"See, Christine!" said Jack. "In the first panel, this pair think of nothing but of each other. Presently they will have other thoughts. The stream beside which they wander is the Stream of Life. It widens as it goes. While they walk along its banks, the river grows broader and deeper. This means that as they grow older they grow wiser and learn more. So they go on continually, until they come to the mouth of the river, where it loses itself in the ocean of—what our friends tremble so much as to name. Tell me, is there terror, or doubt, or anxiety on their faces now that they have come to the end?"
"No; their faces are entirely happy."
"This you do not understand. Christine, if you were sure that in the end you would be as happy as that old woman at the end, would you be content to begin with the beginning? Would you play the part of that girl, and walk—with me—along the Stream of Life?"
He took her hand, but she made no reply, save that her eyes filled with tears. Presently she murmured,
"They are always happy—at the beginning and at the end. Did they know at the beginning that there would be an end?"
"They knew; everybody knew; the very children knew almost from infancy the great Law of Nature, that for everything there is the allotted end. They knew it."
"And yet they were always happy. I cannot understand it."

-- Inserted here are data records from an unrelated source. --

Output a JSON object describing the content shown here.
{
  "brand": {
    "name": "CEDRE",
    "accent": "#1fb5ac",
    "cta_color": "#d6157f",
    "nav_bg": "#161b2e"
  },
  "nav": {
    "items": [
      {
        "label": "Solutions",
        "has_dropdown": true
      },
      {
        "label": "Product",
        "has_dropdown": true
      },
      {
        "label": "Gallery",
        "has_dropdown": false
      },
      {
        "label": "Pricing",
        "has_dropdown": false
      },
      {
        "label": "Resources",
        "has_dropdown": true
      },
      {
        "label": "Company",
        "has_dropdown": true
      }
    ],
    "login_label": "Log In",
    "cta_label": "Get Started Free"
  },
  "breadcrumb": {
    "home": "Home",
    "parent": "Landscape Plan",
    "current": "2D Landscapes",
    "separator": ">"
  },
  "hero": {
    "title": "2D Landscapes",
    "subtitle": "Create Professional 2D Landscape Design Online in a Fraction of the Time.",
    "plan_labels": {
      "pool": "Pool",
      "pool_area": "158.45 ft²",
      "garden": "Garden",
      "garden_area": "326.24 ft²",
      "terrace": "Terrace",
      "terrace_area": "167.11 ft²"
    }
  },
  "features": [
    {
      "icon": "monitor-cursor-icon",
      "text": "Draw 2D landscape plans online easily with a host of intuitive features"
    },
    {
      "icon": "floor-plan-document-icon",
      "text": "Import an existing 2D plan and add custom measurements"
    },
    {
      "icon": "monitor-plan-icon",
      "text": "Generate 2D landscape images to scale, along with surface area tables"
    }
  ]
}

"We have destroyed that happiness," said the young man. "Love cannot exist when there is no longer end, or change, or anything to hope or fear—no mystery, nothing to hope or fear. What is a woman outside the Museum in the eyes of the College? She is only the half of humanity, subject to disease and requiring food at intervals. She no longer attracts men by the sacred mystery of her beauty. She is not even permitted any longer to make herself beautiful by her dress; nor is she allowed to create the feeling of mystery and the unknown by seclusion. She lives in the open, like the rest. We all live together; we know what each one says and thinks and does; nay, most of us have left off thinking and talking altogether."
But Christine was hardly listening; she could not understand this talk. She was looking at the pictures.
"Oh," she said, "they look so happy! There is such a beautiful contentment in their eyes! They love each other so, that they think of nothing but their love. They have forgotten the end."